Page:Œuvres complètes de Florian, Fauché-Borel, 1793, tome 9 - fables.djvu/191

La bibliothèque libre.
Cette page n’a pas encore été corrigée

Elle sauta deux jours pour faire deux cents pas.
Alors elle se croit au bout de l’hémisphère,
Chez un peuple inconnu, dans de nouveaux états ;
Elle admire ces beaux climats,
Salue avec respect cette rive étrangère.
Près de là, des épis nombreux
Sur de longs chalumeaux, à six pieds de la terre,
Ondoyants & pressés se balançoient entre eux.

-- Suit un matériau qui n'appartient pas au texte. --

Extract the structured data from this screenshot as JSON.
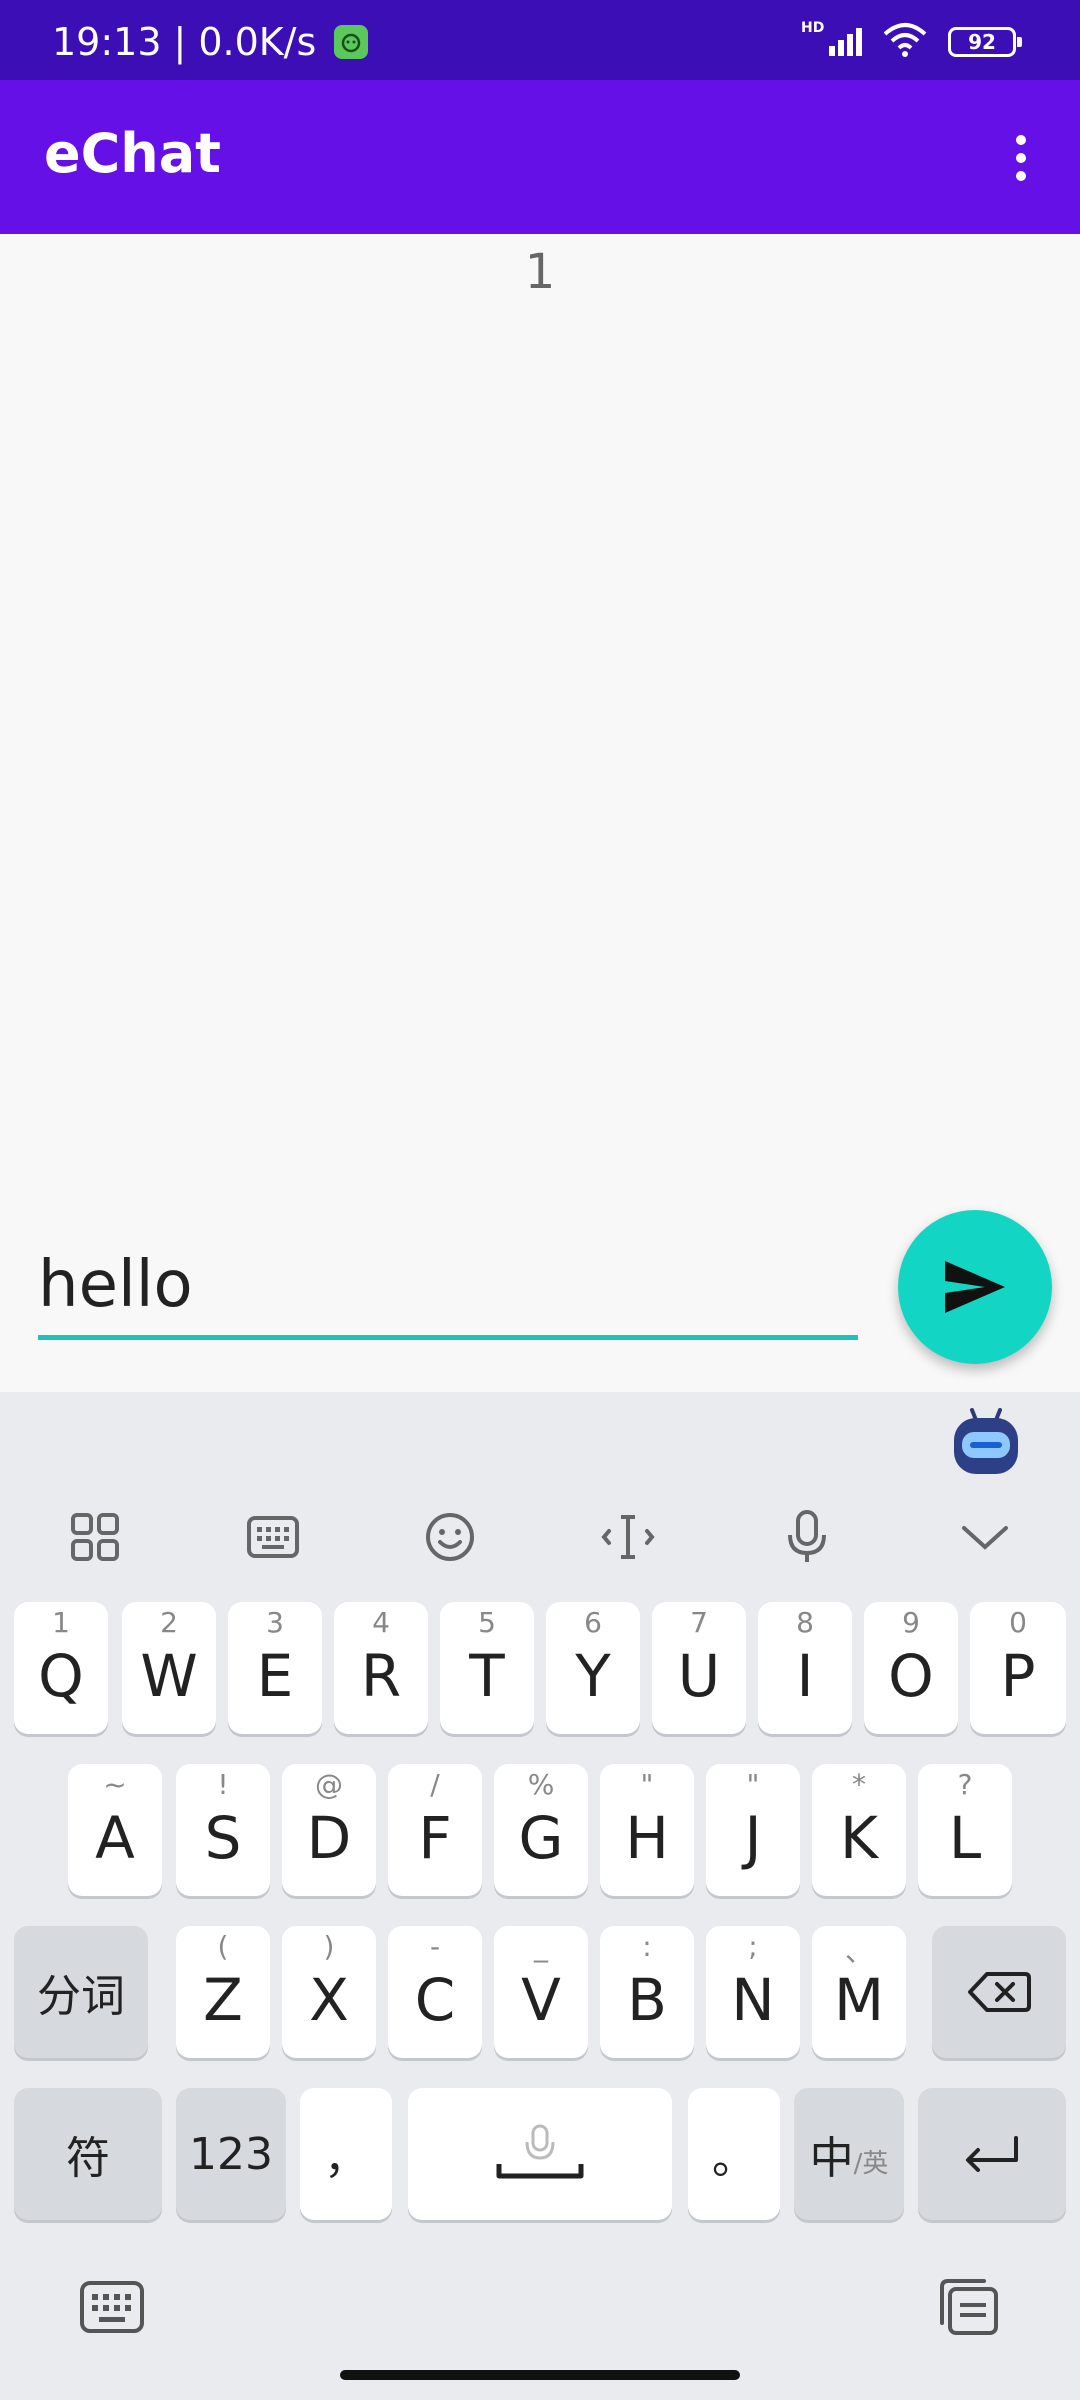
{
  "status_bar": {
    "time": "19:13",
    "separator": "|",
    "net_speed": "0.0K/s",
    "network_type": "HD",
    "battery": "92"
  },
  "app_bar": {
    "title": "eChat"
  },
  "chat": {
    "messages": [
      "1"
    ]
  },
  "input": {
    "value": "hello"
  },
  "keyboard": {
    "row1": [
      {
        "hint": "1",
        "key": "Q"
      },
      {
        "hint": "2",
        "key": "W"
      },
      {
        "hint": "3",
        "key": "E"
      },
      {
        "hint": "4",
        "key": "R"
      },
      {
        "hint": "5",
        "key": "T"
      },
      {
        "hint": "6",
        "key": "Y"
      },
      {
        "hint": "7",
        "key": "U"
      },
      {
        "hint": "8",
        "key": "I"
      },
      {
        "hint": "9",
        "key": "O"
      },
      {
        "hint": "0",
        "key": "P"
      }
    ],
    "row2": [
      {
        "hint": "~",
        "key": "A"
      },
      {
        "hint": "!",
        "key": "S"
      },
      {
        "hint": "@",
        "key": "D"
      },
      {
        "hint": "/",
        "key": "F"
      },
      {
        "hint": "%",
        "key": "G"
      },
      {
        "hint": "\"",
        "key": "H"
      },
      {
        "hint": "\"",
        "key": "J"
      },
      {
        "hint": "*",
        "key": "K"
      },
      {
        "hint": "?",
        "key": "L"
      }
    ],
    "row3": [
      {
        "hint": "(",
        "key": "Z"
      },
      {
        "hint": ")",
        "key": "X"
      },
      {
        "hint": "-",
        "key": "C"
      },
      {
        "hint": "_",
        "key": "V"
      },
      {
        "hint": ":",
        "key": "B"
      },
      {
        "hint": ";",
        "key": "N"
      },
      {
        "hint": "、",
        "key": "M"
      }
    ],
    "segment_label": "分词",
    "symbols_label": "符",
    "numbers_label": "123",
    "comma_label": "，",
    "period_label": "。",
    "lang_primary": "中",
    "lang_secondary": "/英"
  }
}
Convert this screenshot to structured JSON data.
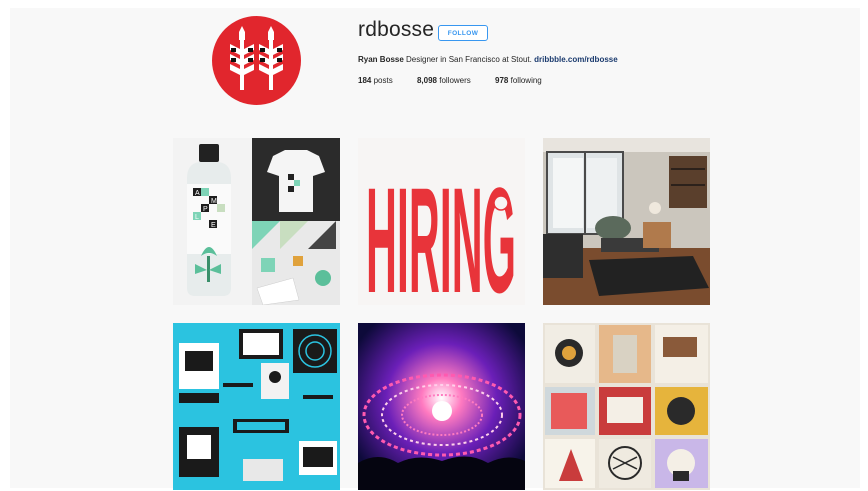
{
  "profile": {
    "username": "rdbosse",
    "follow_label": "FOLLOW",
    "full_name": "Ryan Bosse",
    "bio_text": "Designer in San Francisco at Stout.",
    "website": "dribbble.com/rdbosse",
    "stats": {
      "posts_count": "184",
      "posts_label": "posts",
      "followers_count": "8,098",
      "followers_label": "followers",
      "following_count": "978",
      "following_label": "following"
    }
  },
  "posts": [
    {
      "name": "post-ample-branding",
      "label_letters": [
        "A",
        "M",
        "P",
        "L",
        "E"
      ]
    },
    {
      "name": "post-hiring-poster",
      "text": "HIRING"
    },
    {
      "name": "post-living-room"
    },
    {
      "name": "post-computer-illustration"
    },
    {
      "name": "post-concert-stage"
    },
    {
      "name": "post-illustration-collage"
    }
  ],
  "colors": {
    "brand_red": "#e1262d",
    "follow_blue": "#3897f0",
    "link_navy": "#1a3a6e",
    "cyan_illustration": "#2bc3e0",
    "hiring_red": "#e8343a"
  }
}
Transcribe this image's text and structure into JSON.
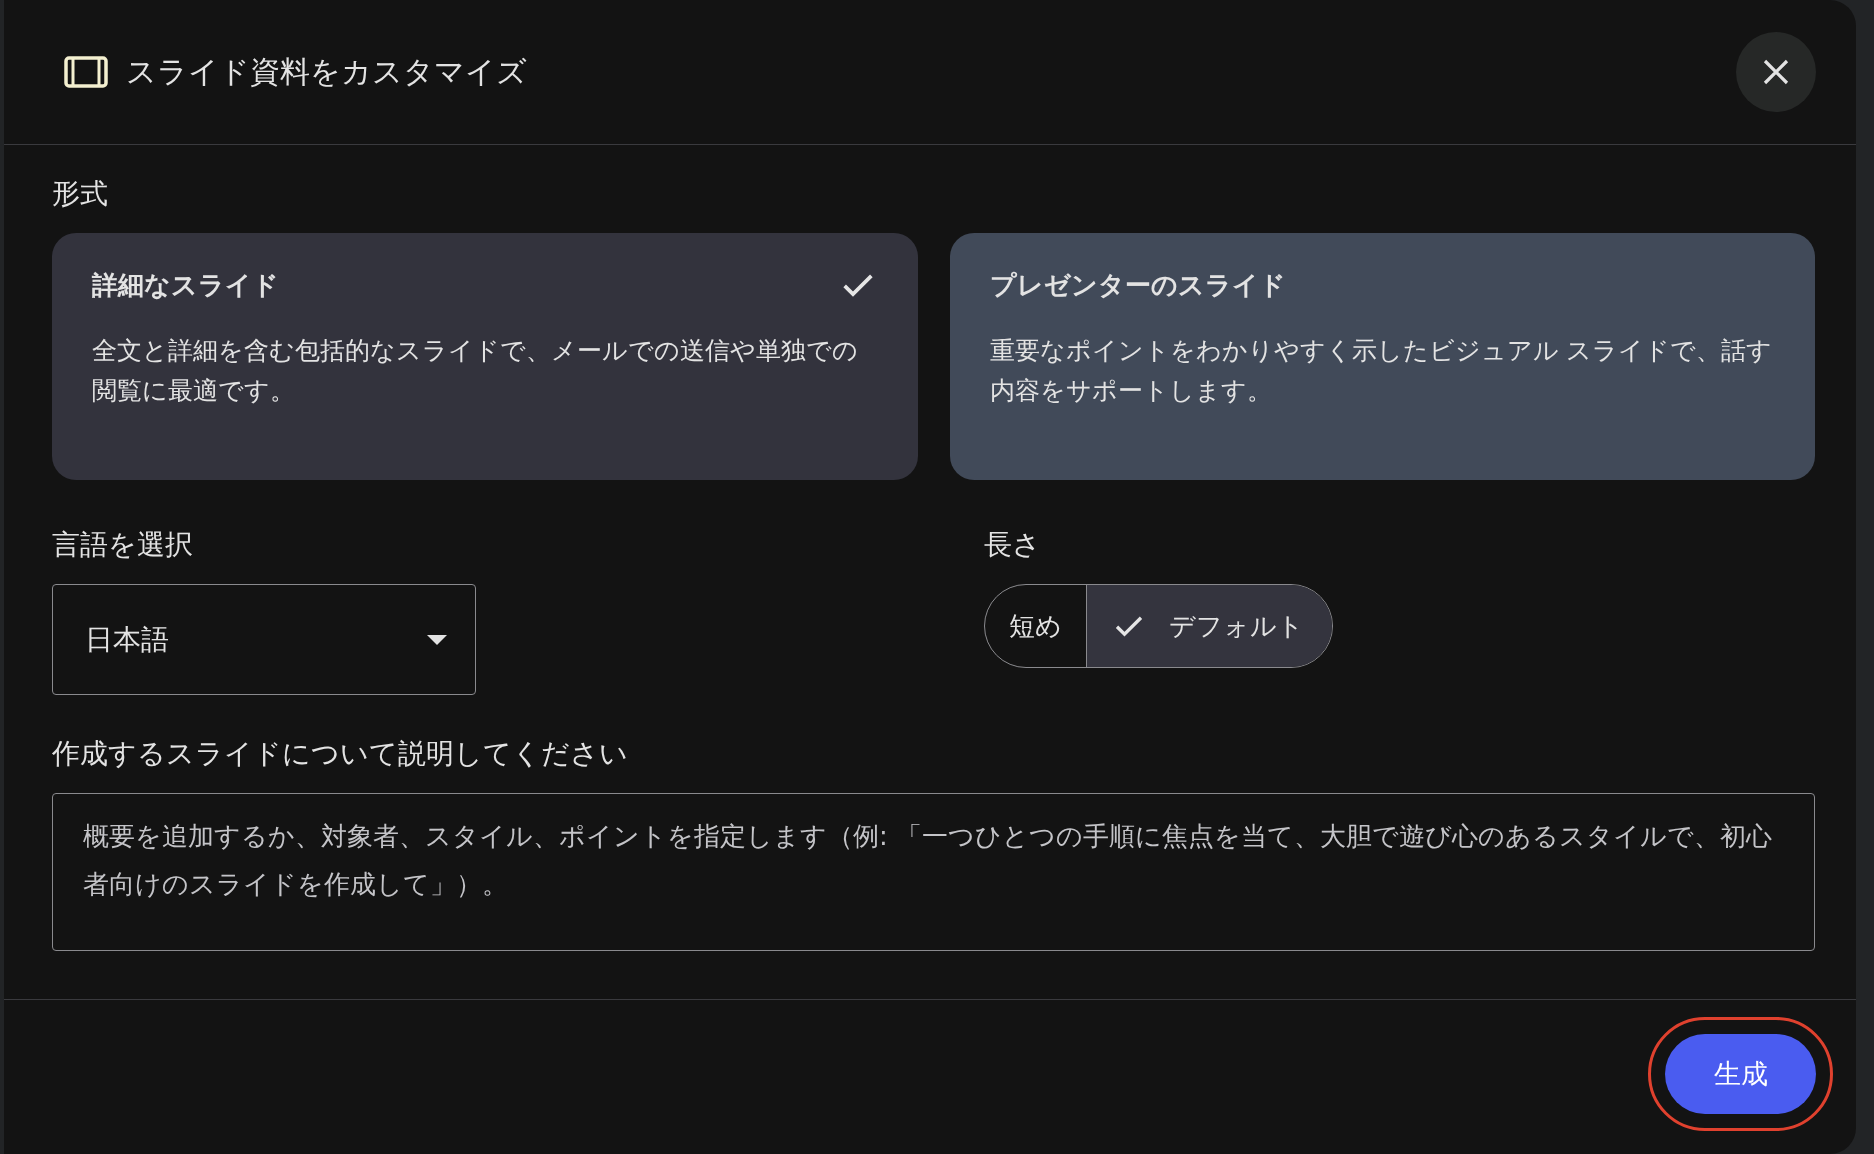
{
  "dialog": {
    "title": "スライド資料をカスタマイズ"
  },
  "format": {
    "label": "形式",
    "options": [
      {
        "title": "詳細なスライド",
        "description": "全文と詳細を含む包括的なスライドで、メールでの送信や単独での閲覧に最適です。",
        "selected": true
      },
      {
        "title": "プレゼンターのスライド",
        "description": "重要なポイントをわかりやすく示したビジュアル スライドで、話す内容をサポートします。",
        "selected": false
      }
    ]
  },
  "language": {
    "label": "言語を選択",
    "value": "日本語"
  },
  "length": {
    "label": "長さ",
    "options": [
      {
        "label": "短め",
        "selected": false
      },
      {
        "label": "デフォルト",
        "selected": true
      }
    ]
  },
  "description": {
    "label": "作成するスライドについて説明してください",
    "placeholder": "概要を追加するか、対象者、スタイル、ポイントを指定します（例: 「一つひとつの手順に焦点を当て、大胆で遊び心のあるスタイルで、初心者向けのスライドを作成して」）。"
  },
  "generate_button": {
    "label": "生成",
    "highlighted": true
  }
}
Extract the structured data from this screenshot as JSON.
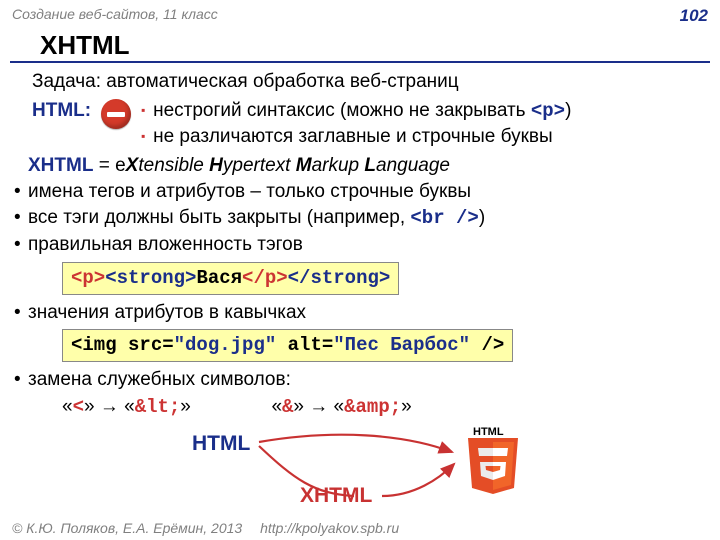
{
  "header": {
    "course": "Создание веб-сайтов, 11 класс",
    "page": "102"
  },
  "title": "XHTML",
  "task": "Задача: автоматическая обработка веб-страниц",
  "html_label": "HTML",
  "html_bullets": {
    "b1_pre": "нестрогий синтаксис (можно не закрывать ",
    "b1_code": "<p>",
    "b1_post": ")",
    "b2": "не различаются заглавные и строчные буквы"
  },
  "xhtml_def": {
    "word": "XHTML",
    "eq": " = e",
    "x": "X",
    "t1": "tensible ",
    "h": "H",
    "t2": "ypertext ",
    "m": "M",
    "t3": "arkup ",
    "l": "L",
    "t4": "anguage"
  },
  "list": {
    "i1": "имена тегов и атрибутов – только строчные буквы",
    "i2_pre": "все тэги должны быть закрыты (например, ",
    "i2_code": "<br />",
    "i2_post": ")",
    "i3": "правильная вложенность тэгов",
    "i4": "значения атрибутов в кавычках",
    "i5": "замена служебных символов:"
  },
  "code1": {
    "a": "<p>",
    "b": "<strong>",
    "c": "Вася",
    "d": "</p>",
    "e": "</strong>"
  },
  "code2": {
    "a": "<img src=",
    "b": "\"dog.jpg\"",
    "c": " alt=",
    "d": "\"Пес Барбос\"",
    "e": " />"
  },
  "entities": {
    "q1": "«",
    "lt": "<",
    "q2": "» → «",
    "lt_ent": "&lt;",
    "q3": "»",
    "amp": "&",
    "amp_ent": "&amp;"
  },
  "diagram": {
    "html": "HTML",
    "xhtml": "XHTML",
    "logo_label": "HTML"
  },
  "footer": {
    "copyright": "© К.Ю. Поляков, Е.А. Ерёмин, 2013",
    "url": "http://kpolyakov.spb.ru"
  }
}
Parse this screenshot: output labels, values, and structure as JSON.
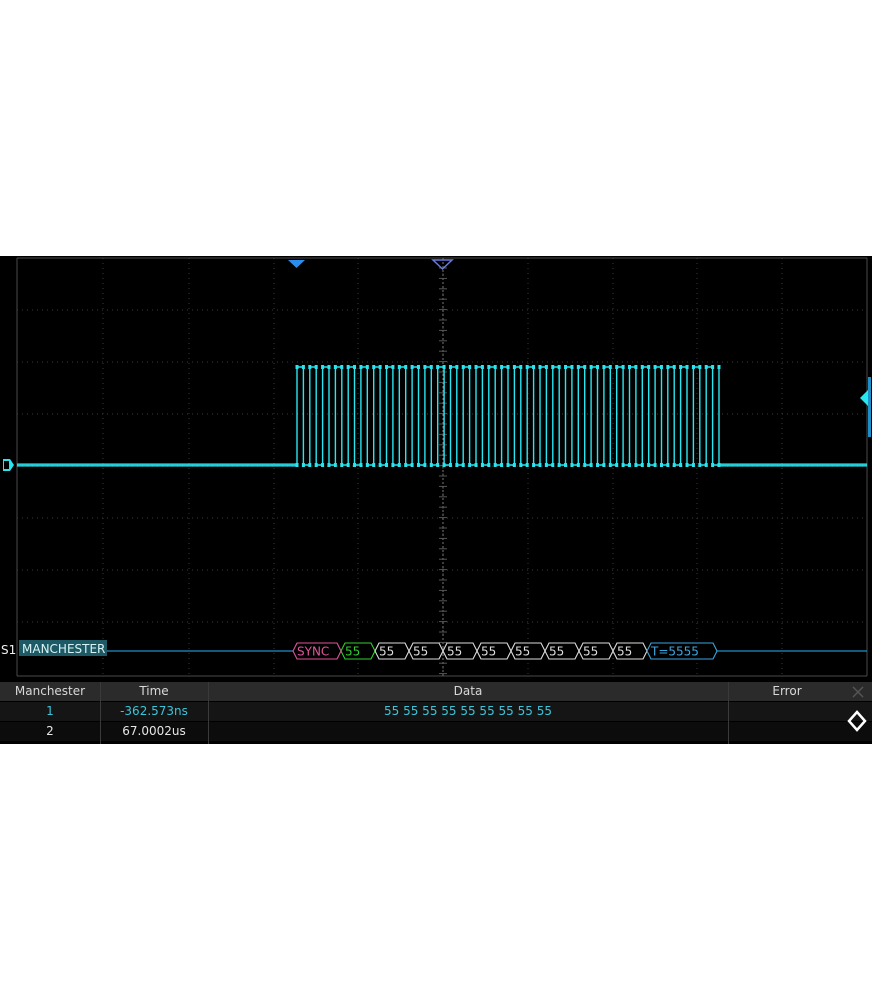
{
  "channel": {
    "label": "S1",
    "bus_name": "MANCHESTER"
  },
  "decode_frames": [
    {
      "text": "SYNC",
      "color": "#e0559c"
    },
    {
      "text": "55",
      "color": "#2fd12f"
    },
    {
      "text": "55",
      "color": "#dddddd"
    },
    {
      "text": "55",
      "color": "#dddddd"
    },
    {
      "text": "55",
      "color": "#dddddd"
    },
    {
      "text": "55",
      "color": "#dddddd"
    },
    {
      "text": "55",
      "color": "#dddddd"
    },
    {
      "text": "55",
      "color": "#dddddd"
    },
    {
      "text": "55",
      "color": "#dddddd"
    },
    {
      "text": "55",
      "color": "#dddddd"
    },
    {
      "text": "T=5555",
      "color": "#3aa6e0"
    }
  ],
  "table": {
    "headers": [
      "Manchester",
      "Time",
      "Data",
      "Error"
    ],
    "rows": [
      [
        "1",
        "-362.573ns",
        "55 55 55 55 55 55 55 55 55",
        ""
      ],
      [
        "2",
        "67.0002us",
        "",
        ""
      ]
    ]
  },
  "colors": {
    "trace": "#28e6f0",
    "bus_line": "#1f8fc8",
    "marker": "#2a8df0",
    "grid": "#3a3a3a"
  },
  "icons": {
    "close": "close-icon",
    "navigate": "navigate-diamond-icon"
  }
}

Ah que voilà bien mon affaire !
Dit-elle avec transport : dans ces sombres taillis
Je trouverai sans doute un désert solitaire ;
C’est un asile sûr contre mes ennemis.
La voilà dans le bled. Mais, dès l’aube suivante,
Voici venir les moissonneurs.
Leur troupe nombreuse & bruyante
S’étend en demi-cercle, &, parmi les clameurs,
Les ris, les chants des jeunes filles,
Les épis entassés tombent sous les faucilles,
La terre se découvre, & les bleds abattus
Laissent voir les sillons tout nus.
Pour le coup, s’écrioit la triste sauterelle,
Voilà qui prouve bien la haine universelle
Qui partout me poursuit : à peine en ce pays
A-t-on su que j’étois, qu’un peuple d’ennemis
S’en vient pour chercher sa victime.